Author: Susan McClary
language: en
Publisher: University of Toronto Press
Release Date: 2013-03-04
Between the waning of the Renaissance and the beginning of the Enlightenment, many fundamental aspects of human behaviour - from expressions of gender to the experience of time - underwent radical changes. While some of these transformations were recorded in words, others have survived in non-verbal cultural media, notably the visual arts, poetry, theatre, music, and dance. Structures of Feeling in Seventeenth-Century Cultural Expression explores how artists made use of these various cultural forms to grapple with human values in the increasingly heterodox world of the 1600s. Essays from prominent historians, musicologists, and art critics examine methods of non-verbal cultural expression through the broad themes of time, motion, the body, and global relations. Together, they show that seventeenth-century cultural expression was more than just an embryonic stage within Western artistic development. Instead, the contributors argue that this period marks some of the most profound changes in European subjectivities.

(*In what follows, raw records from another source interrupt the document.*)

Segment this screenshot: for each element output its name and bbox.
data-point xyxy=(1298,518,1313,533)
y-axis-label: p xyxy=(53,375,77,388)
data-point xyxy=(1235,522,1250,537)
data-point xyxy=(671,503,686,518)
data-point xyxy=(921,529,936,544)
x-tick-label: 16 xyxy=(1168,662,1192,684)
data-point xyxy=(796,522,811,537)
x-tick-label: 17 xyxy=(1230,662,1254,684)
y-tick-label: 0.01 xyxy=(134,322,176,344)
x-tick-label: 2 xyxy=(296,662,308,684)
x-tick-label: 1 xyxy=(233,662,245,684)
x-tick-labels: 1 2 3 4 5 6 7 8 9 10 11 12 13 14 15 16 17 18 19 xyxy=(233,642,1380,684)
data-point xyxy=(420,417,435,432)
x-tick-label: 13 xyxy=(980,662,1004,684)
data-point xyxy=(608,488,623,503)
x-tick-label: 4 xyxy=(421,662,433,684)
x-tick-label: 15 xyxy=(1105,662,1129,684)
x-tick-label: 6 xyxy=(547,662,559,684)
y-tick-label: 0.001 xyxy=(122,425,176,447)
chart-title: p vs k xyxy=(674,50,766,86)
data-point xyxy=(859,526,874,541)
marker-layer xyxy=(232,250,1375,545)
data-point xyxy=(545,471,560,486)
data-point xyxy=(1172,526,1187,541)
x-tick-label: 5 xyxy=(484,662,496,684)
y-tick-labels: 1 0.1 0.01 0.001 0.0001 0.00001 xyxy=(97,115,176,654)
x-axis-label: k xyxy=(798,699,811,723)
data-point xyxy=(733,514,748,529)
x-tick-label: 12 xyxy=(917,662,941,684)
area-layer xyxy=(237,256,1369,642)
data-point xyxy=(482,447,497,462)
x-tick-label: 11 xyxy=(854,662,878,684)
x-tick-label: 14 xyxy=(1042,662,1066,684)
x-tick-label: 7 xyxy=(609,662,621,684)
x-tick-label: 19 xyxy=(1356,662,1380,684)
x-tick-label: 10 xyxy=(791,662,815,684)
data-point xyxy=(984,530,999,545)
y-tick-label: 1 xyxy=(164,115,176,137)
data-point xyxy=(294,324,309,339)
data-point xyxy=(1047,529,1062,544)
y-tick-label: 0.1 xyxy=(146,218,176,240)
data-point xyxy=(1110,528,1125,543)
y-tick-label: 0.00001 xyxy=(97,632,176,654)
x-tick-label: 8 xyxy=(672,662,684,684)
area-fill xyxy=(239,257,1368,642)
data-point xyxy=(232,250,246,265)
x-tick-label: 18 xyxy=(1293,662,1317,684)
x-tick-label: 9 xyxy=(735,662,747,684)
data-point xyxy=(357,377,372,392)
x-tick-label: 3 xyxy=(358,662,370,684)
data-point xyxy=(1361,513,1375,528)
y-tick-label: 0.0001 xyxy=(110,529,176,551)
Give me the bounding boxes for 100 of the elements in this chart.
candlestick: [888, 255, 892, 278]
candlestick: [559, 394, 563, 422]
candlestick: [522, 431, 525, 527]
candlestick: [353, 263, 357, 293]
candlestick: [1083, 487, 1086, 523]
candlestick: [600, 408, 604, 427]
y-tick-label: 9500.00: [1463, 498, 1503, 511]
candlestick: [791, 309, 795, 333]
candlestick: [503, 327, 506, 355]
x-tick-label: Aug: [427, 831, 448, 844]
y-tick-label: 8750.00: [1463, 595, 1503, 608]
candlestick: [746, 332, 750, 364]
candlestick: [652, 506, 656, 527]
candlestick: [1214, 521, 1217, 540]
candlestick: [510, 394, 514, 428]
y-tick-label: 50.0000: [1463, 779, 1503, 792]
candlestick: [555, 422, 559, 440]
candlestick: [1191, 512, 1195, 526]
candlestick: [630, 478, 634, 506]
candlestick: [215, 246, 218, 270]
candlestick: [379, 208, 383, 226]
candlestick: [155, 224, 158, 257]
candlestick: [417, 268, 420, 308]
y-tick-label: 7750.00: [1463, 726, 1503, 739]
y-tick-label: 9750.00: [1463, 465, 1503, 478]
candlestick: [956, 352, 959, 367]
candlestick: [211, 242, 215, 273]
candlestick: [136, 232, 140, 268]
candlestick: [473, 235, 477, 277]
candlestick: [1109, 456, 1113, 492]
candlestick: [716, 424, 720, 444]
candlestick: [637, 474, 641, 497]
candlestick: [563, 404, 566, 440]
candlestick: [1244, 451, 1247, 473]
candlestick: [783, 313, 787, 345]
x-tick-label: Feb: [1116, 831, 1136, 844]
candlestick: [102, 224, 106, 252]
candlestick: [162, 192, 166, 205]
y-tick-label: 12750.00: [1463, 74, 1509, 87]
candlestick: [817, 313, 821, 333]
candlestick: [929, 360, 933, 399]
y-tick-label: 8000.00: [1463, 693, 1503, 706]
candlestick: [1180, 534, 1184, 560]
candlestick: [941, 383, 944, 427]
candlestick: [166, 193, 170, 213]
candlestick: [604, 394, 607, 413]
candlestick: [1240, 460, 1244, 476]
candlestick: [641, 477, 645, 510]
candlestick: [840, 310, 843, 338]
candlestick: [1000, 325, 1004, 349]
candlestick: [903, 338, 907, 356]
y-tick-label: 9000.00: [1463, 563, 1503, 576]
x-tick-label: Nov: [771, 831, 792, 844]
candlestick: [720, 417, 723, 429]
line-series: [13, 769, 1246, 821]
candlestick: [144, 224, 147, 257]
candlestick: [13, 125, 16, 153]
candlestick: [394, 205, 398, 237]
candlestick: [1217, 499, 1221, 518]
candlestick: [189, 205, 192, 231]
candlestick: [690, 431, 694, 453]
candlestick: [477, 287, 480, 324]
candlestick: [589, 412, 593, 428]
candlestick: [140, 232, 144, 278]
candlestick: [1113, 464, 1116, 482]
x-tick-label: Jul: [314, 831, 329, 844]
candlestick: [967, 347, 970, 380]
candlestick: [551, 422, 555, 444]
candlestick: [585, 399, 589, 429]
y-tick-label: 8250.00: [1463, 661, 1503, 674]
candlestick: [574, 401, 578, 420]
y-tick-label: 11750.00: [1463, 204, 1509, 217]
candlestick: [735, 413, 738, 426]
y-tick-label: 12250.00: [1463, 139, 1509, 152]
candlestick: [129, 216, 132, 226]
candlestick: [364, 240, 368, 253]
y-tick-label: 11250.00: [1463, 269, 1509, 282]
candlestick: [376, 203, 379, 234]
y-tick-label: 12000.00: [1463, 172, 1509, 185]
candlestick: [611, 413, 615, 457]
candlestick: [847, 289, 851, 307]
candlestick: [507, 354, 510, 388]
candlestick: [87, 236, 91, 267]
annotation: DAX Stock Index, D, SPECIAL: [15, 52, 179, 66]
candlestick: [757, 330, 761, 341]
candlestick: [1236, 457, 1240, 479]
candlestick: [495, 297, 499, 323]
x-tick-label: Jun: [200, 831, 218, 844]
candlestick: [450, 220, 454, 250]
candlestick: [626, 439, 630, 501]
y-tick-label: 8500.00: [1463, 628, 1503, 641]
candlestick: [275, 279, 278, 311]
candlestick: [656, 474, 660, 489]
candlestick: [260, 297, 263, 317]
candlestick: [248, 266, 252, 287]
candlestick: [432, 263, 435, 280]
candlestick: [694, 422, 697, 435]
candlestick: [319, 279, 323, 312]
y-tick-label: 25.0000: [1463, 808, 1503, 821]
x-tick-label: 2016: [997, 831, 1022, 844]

Beholding Disability in Renaissance England

Author: Allison P. Hobgood
language: en
Publisher: University of Michigan Press
Release Date: 2024-11-04
Human variation has always existed, though it has been conceived of and responded to variably. Beholding Disability in Renaissance England interprets sixteenth- and seventeenth-century literature to explore the fraught distinctiveness of human bodyminds and the deliberate ways they were constructed in early modernity as able, and not. Hobgood examines early modern disability, ableism, and disability gain, purposefully employing these contemporary concepts to make clear how disability has historically been disavowed—and avowed too. Thus, this book models how modern ideas and terms make the weight of the past more visible as it marks the present, and cultivates dialogue in which early modern and contemporary theoretical models are mutually informative. Beholding Disability also uncovers crucial counterdiscourses circulating in the English Renaissance that opposed cultural fantasies of ability and had a keen sensibility toward non-normative embodiments. Hobgood reads impairments as varied as epilepsy, stuttering, disfigurement, deafness, chronic pain, blindness, and castration in order to understand not just powerful fictions of ability present during the Renaissance but also the somewhat paradoxical, surprising ways these ableist ideals provided creative fodder for many Renaissance writers and thinkers. Ultimately, Beholding Disability asks us to reconsider what we think we know about being human both in early modernity, and today.
Out of Time

Author: Julian Johnson
language: en
Publisher: Oxford University Press
Release Date: 2015-02-27
What does music have to say about modernity? How can this apparently unworldly art tell us anything about modern life? In Out of Time, author Julian Johnson begins from the idea that it can, arguing that music renders an account of modernity from the inside, a history not of events but of sensibility, an archaeology of experience. If music is better understood from this broad perspective, our idea of modernity itself is also enriched by the specific insights of music. The result is a rehearing of modernity and a rethinking of music - an account that challenges ideas of linear progress and reconsiders the common concerns of music, old and new. If all music since 1600 is modern music, the similarities between Monteverdi and Schoenberg, Bach and Stravinsky, or Beethoven and Boulez, become far more significant than their obvious differences. Johnson elaborates this idea in relation to three related areas of experience - temporality, history and memory; space, place and technology; language, the body, and sound. Criss-crossing four centuries of Western culture, he moves between close readings of diverse musical examples (from the madrigal to electronic music) and drawing on the history of science and technology, literature, art, philosophy, and geography. Against the grain of chronology and the usual divisions of music history, Johnson proposes profound connections between musical works from quite different times and places. The multiple lines of the resulting map, similar to those of the London Underground, produce a bewildering network of plural connections, joining Stockhausen to Galileo, music printing to sound recording, the industrial revolution to motivic development, steam trains to waltzes. A significant and groundbreaking work, Out of Time is essential reading for anyone interested in the history of music and modernity.